Good day, Sir/Madame! I'm currently working on the standard deviation of a particular function $\frac{2}{\pi} \ln n$, where n is the degree of certain random polynomial.
By the use of computer software I found out that the standard deviation of the logarithmic function above is somehow close to $0.778n^{0.15}$. I want to solve this mathematically, but I dunno if I'm doing it right.

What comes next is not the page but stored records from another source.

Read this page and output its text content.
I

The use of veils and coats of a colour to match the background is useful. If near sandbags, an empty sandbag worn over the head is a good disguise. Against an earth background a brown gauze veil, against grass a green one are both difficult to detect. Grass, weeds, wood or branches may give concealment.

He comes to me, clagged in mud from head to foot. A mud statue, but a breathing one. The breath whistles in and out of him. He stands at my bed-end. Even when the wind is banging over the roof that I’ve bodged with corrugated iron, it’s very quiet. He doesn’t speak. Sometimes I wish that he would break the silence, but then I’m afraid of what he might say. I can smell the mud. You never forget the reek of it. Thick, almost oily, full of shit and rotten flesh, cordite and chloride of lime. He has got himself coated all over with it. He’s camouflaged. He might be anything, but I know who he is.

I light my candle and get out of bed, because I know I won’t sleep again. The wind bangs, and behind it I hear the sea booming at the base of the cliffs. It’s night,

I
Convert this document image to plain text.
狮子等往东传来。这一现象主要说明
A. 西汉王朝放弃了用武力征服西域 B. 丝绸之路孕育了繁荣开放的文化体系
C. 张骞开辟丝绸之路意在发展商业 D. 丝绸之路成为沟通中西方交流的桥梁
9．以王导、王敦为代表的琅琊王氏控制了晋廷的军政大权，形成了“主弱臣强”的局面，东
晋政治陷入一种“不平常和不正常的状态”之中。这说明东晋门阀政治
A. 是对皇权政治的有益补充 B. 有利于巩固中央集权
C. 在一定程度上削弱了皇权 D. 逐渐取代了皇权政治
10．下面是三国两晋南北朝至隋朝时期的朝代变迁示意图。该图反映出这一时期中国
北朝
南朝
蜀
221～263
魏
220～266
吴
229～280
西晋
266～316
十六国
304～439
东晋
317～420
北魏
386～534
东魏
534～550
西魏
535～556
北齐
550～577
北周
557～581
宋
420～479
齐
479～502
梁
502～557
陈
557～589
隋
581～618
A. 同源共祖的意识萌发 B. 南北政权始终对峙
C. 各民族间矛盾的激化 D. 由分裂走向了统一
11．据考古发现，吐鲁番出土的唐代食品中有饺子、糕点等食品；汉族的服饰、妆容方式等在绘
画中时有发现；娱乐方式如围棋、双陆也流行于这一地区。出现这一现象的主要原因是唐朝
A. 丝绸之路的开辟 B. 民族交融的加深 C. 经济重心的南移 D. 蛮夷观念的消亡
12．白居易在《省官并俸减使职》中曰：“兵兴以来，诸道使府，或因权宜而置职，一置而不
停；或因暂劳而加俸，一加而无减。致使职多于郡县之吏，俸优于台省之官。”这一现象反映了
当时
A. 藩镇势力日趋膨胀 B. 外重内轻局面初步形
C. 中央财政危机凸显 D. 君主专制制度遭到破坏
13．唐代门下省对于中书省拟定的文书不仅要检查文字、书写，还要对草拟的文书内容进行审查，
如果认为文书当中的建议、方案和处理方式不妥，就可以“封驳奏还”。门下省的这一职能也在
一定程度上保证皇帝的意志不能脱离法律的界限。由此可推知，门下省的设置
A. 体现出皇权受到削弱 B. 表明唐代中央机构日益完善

I started to compute for the mean, u, $$u = \frac{\sum_{n=1}^{n} nf(n)}{\sum_{n=1}^{n} f(n)}$$ $$= \frac{\frac{2}{π} \sum_{n=1}^{n} n*ln (n)}{\frac{2}{π} \sum_{n=1}^{n} ln (n)}$$ $$= \frac{\sum_{n=1}^{n} n*ln (n)}{\sum_{n=1}^{n} ln (n)}$$ $$= \frac{\sum_{n=1}^{n} ln (n)^{n}}{\sum_{n=1}^{n} ln (n)}$$
Since $$\sum_{n=1}^{n} ln (n)^{n}$$ is $$ln (1^1) + ln (2^2) + ln (3^3) + . . . ln (n^n) = ln((1^1)x(2^2)x(3^3)x(4^4)x . . . x(n^n))$$ is approximately $$ln|1.2824n^{\frac{6n^2 + 6n + 1}{12}} e^{\frac{-n^2}{4}}|$$
and the $$\sum_{n=1}^{n} ln (n) = ln (n!)$$
hence $$u = \frac{\ln (1.2824n^{(6n^2 + 6n + 1)/12} e^{(-n^2)/4})}{ln (n!)}$$
Substituting this result to the formula of standard deviation $$sd^{2} = \frac{\sum_{n=1}^{n} (u - f(n))^{2}}{\sum_{n=1}^{n} ln (n)}$$
it will finally become $$sd^2 = \frac{\sum_{n=1}^{n} {(u^2 - 2uf(n) + [f(n)]^2)}}{\frac{2}{π} ln (n!)}$$ $$sd^2 = \frac{\sum_{n=1}^{n} {((\frac{\ln (1.2824n^{(6n^2 + 6n + 1)/12} e^{(-n^2)/4)}}{ln (n!)})^2 - 2(\frac{\ln (1.2824n^{(6n^2 + 6n + 1)/12} e^{(-n^2)/4})}{ln (n!)})(\frac{2}{π} ln (n)) + (\frac{4}{π^{2}} ln^2(n))}}{\frac{2}{π} ln (n!)}$$ $$sd^2 = \frac{\sum_{n=1}^{n} {((\frac{\ln (1.2824n^{(6n^2 + 6n + 1)/12} e^{(-n^2)/4)}}{ln (n!)})^2 - \frac{4}{π}(\frac{\ln (1.2824n^{(6n^2 + 6n + 1)/12} e^{(-n^2)/4})}{ln (n!)})(ln (n)) + (\frac{4}{π^{2}} ln^2(n))}}{\frac{2}{π} ln (n!)}$$ $$sd = \sqrt{\frac{\sum_{n=1}^{n} {((\frac{\ln (1.2824n^{(6n^2 + 6n + 1)/12} e^{(-n^2)/4)}}{ln (n!)})^2 - \frac{4}{π}(\frac{\ln (1.2824n^{(6n^2 + 6n + 1)/12} e^{(-n^2)/4})}{ln (n!)})(ln (n)) + (\frac{4}{π^{2}} ln^2(n))}}{\frac{2}{π} ln (n!)}}$$
Verifying the above claim when n = 5 the result will be 1.04 where based on the formula 0.778*n^0.15 it is 0.90.. somehow close but when I test it when n = 10, the above claim become 1.7 but the formula 0.778*n^0.15 it is 1.099 a large discrepancy is evident? What do I miss?